March 26 (Bloomberg) -- Talks between Germany and Norway about how to boost the trading of electricity from renewable sources are being held up by concerns that the power cable running under the North Sea won’t ever make money.
Plans to build the 387-mile-long cable costing as much as 2 billion euros ($2.8 billion) are at risk because Norway’s state-owned Statnett SF is worried that the project won’t be profitable. Norway wants assurances from the German government that the works dubbed Nordlink will be part of a future capacity market that pays for backup power.
“We have been able to discuss this matter with German authorities on several occasions and we have made it clear that it is of great importance for the profitability of the cable project to be included in a future capacity market,” Christer Gilje, a spokesman for Statnett, said yesterday.
The cable would be the first direct power link between the nations, running from Tonstad in southern Norway to Wilster in northern Germany. It would have the capacity to transmit 1.4 gigawatts of power starting in 2018 and would allow Norway to export excess hydropower. Germany would use it to offset intermittent production from renewables, mainly wind farms in the north.

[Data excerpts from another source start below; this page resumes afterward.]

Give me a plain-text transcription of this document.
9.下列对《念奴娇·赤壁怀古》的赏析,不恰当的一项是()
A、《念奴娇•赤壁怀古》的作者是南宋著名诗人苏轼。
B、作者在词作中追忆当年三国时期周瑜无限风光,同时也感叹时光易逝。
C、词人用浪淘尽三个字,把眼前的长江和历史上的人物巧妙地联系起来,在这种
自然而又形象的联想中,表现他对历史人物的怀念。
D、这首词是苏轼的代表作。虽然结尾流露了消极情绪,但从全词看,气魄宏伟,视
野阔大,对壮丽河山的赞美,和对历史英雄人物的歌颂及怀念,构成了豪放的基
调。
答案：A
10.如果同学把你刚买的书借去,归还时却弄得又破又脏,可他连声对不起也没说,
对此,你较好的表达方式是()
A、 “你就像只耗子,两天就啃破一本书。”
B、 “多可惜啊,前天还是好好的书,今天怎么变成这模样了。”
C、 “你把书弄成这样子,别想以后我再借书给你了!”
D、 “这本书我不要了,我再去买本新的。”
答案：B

It’s one of the key links Germany needs to ensure its grid is flexible enough to handle increasing flows of renewable energy that will replace nuclear power by 2022. Reactors work around the clock while wind turbines and solar farms produce only when it’s breezy and sunny.
Norway’s Petroleum and Energy Minister Tord Lien will be at a conference in Berlin tomorrow to discuss the project.
Statnett will own a 50 percent stake in the transmission-line project. German state-owned bank KfW Group and the grid company TenneT each will hold 25 percent shares. Power-trading will help renewable energy production on both sides of the link, the companies involved say.
The German and Norwegian governments are holding “intense discussions” over whether to include the cable in the capacity market, Torsten Albig, premier of the northern Schleswig-Holstein state, where the line would make landfall, said in an interview last week.
Norway’s Ministry of Petroleum and Energy is reviewing the application to build Nordlink and its decision hinges on whether the project will be profitable, said Hakon Smith-Isaksen, a spokesman for the ministry.
“Possible income from capacity markets can contribute toward the economic profitability,” Smith-Isaksen said in an e-mail. The ongoing discussions of market interventions in Europe complicate the treatment of the application and are “creating a new type of uncertainty” about revenue that will flow from the interconnector, he said.
Germany’s Economy Ministry is in “close contact” with Norwegian authorities and the companies involved and it was told the project “is making good progress,” the ministry said today in an e-mail. The companies involved still seek to make a final investment decision this year, it said.
Germany has adequate generation capacity to the end of the decade and will consider “medium-term” the need for a capacity market, the ministry said in a separate e-mail. The government won’t focus on any one particular generation source and seeks cost-efficient and competitive market mechanisms that comply with EU law, it stated.
“We definitely won’t put off the matter,” the ministry said. “Yet over-capacity means that we can use the time needed” to develop a reliable capacity market.
The German companies involved don’t necessarily back the Norwegian demands.
Integrating the project into the capacity market isn’t one of TenneT TSO GmbH’s demands, said Ulrike Hoerchens, a spokeswoman for the grid company.
“TenneT remains committed to Nordlink and wants to build it as previously agreed,” Hoerchens said March 20 by phone. Nordlink is “an extremely important project” because it can send excess German wind-power to Norway. Hydroplants in Norway can store the power for delivery back to Germany when consumers need it most, she said.
Norway produces about 95 percent of its electricity with hydropower and is building a similar cable to the U.K. It’s already linked with the Netherlands via NorNed, a 700-megawatt subsea cable that began operating commercially in 2008. It also has connections with Denmark and Sweden.
German authorities told Statnett that the interconnectors will be taken into account “in a fair way” in a future capacity market, Gilje said in comments confirmed by the German Economy Ministry.
German and Norwegian authorities are meeting on a regular basis, Smith-Isaksen said. “We hope to know more on where Germany is going in the coming months.”